Assim, a arte passa a ser qualquer coisa decretada como arte, numa metodologia autoritária e sem sentido bem condizente com revoluções de 1917... E por que só alguns alçam o estrelato, já que todos podem fazer arte? Porque, assim como na outra revolução, todos são iguais, mas uns são mais iguais do que outros... 

Em 1975, Tom Wolfe, no ótimo "A Palavra Pintada", apontou como esse é um conceito absurdo, e escreveu: "O que via diante de mim era o crítico-chefe do New York Times dizendo, na observação de uma pintura, hoje, carecer de uma teoria convincente é carecer de algo crucial". Ou seja, a própria crítica admite que de nada vale o objeto em si, mas sim a historinha que o artista conta pra tentar fazer daquilo alguma coisa. 

Mas, quem melhor criticou esse conceito que faz o tudo e o nada serem arte, desde que ungidos como tal, foi o maior personagem humorístico da história brasileira (na minha opinião): Didi Mocó Sonrisal Colesterol Novalgina Mufumbo! Numa esquete, Didi é o caixa de um mercadinho e vai atender Chico Anysio, o próprio (se o programa tivesse a pretensão de arte, os críticos babariam pela metalinguagem dialética entre o real e o fictício...).
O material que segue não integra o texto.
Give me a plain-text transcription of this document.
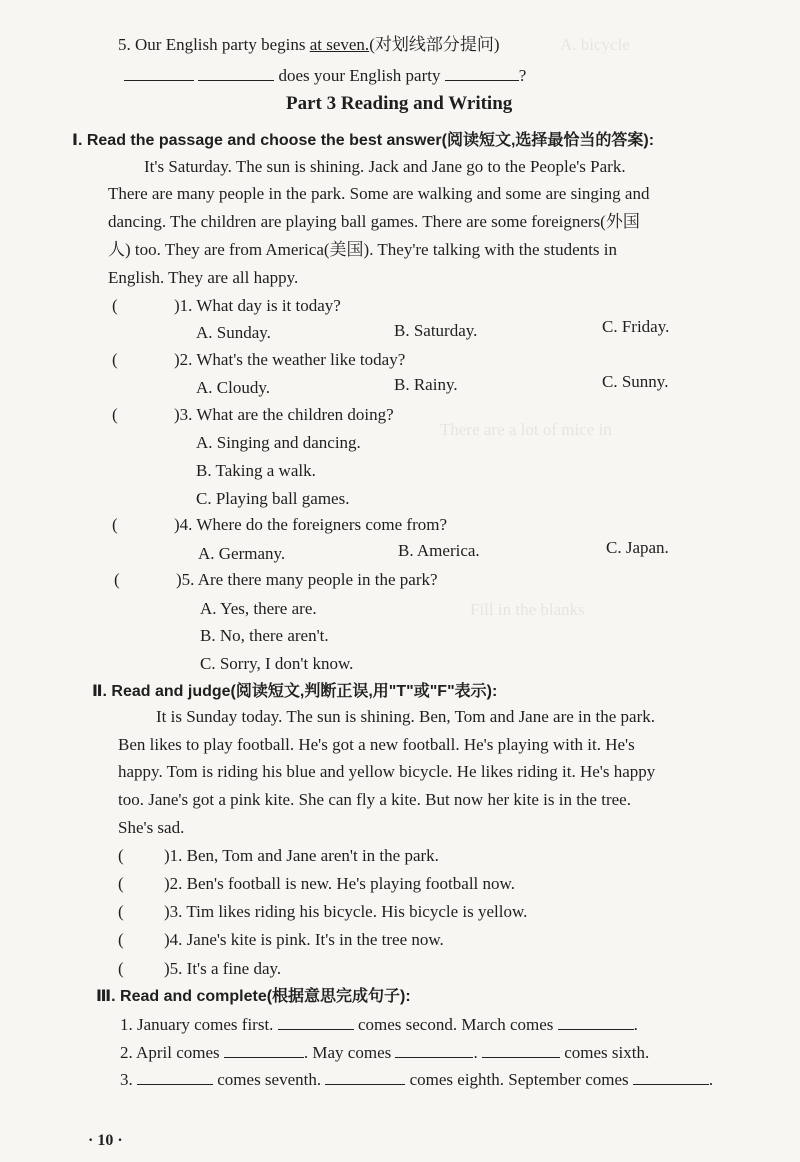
A. bicycle
There are a lot of mice in
Fill in the blanks
5. Our English party begins at seven.(对划线部分提问)
does your English party	?
Part 3 Reading and Writing
Ⅰ. Read the passage and choose the best answer(阅读短文,选择最恰当的答案):
It's Saturday. The sun is shining. Jack and Jane go to the People's Park.
There are many people in the park. Some are walking and some are singing and
dancing. The children are playing ball games. There are some foreigners(外国
人) too. They are from America(美国). They're talking with the students in
English. They are all happy.
(	)1. What day is it today?
A. Sunday.	B. Saturday.	C. Friday.
(	)2. What's the weather like today?
A. Cloudy.	B. Rainy.	C. Sunny.
(	)3. What are the children doing?
A. Singing and dancing.
B. Taking a walk.
C. Playing ball games.
(	)4. Where do the foreigners come from?
A. Germany.	B. America.	C. Japan.
(	)5. Are there many people in the park?
A. Yes, there are.
B. No, there aren't.
C. Sorry, I don't know.
Ⅱ. Read and judge(阅读短文,判断正误,用"T"或"F"表示):
It is Sunday today. The sun is shining. Ben, Tom and Jane are in the park.
Ben likes to play football. He's got a new football. He's playing with it. He's
happy. Tom is riding his blue and yellow bicycle. He likes riding it. He's happy
too. Jane's got a pink kite. She can fly a kite. But now her kite is in the tree.
She's sad.
( )1. Ben, Tom and Jane aren't in the park.
( )2. Ben's football is new. He's playing football now.
( )3. Tim likes riding his bicycle. His bicycle is yellow.
( )4. Jane's kite is pink. It's in the tree now.
( )5. It's a fine day.
Ⅲ. Read and complete(根据意思完成句子):
1. January comes first.	comes second. March comes	.
2. April comes	. May comes	.	comes sixth.
3.	comes seventh.	comes eighth. September comes	.
· 10 ·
Empolgado em ver o ídolo, Didi bajula Chico como se não houvesse amanhã. Lá pelas tantas, pergunta: "Chico, poderia me dar um pornógrafo?". E Chico: "Autógrafo, sim, claro. Tem caneta?". Então, eis que Didi subverte a lógica e questiona toda a relação entre o valor em si da coisa e o valor atribuído pela intenção, disparando: "Tô sem caneta, mas escreve aqui na máquina", e saca uma máquina de escrever. Incrédulo, Chico pergunta: "Autografar a máquina?". E Didi, mais fundo na subversão dos valores, explica: "Chegar em casa eu passo a limpo.". E, pra finalizar, ainda comenta: "Muito bonita sua letra. É igual à dos livros que eu leio"! Nesse diálogo genial, de alguns poucos segundos, Didi resume a grande questão da arte atual: a arte se valida pelo valor em si da obra produzida como arte, ou pode ser validada por novas qualidades atribuídas a algo que antes não tinha valor algum? 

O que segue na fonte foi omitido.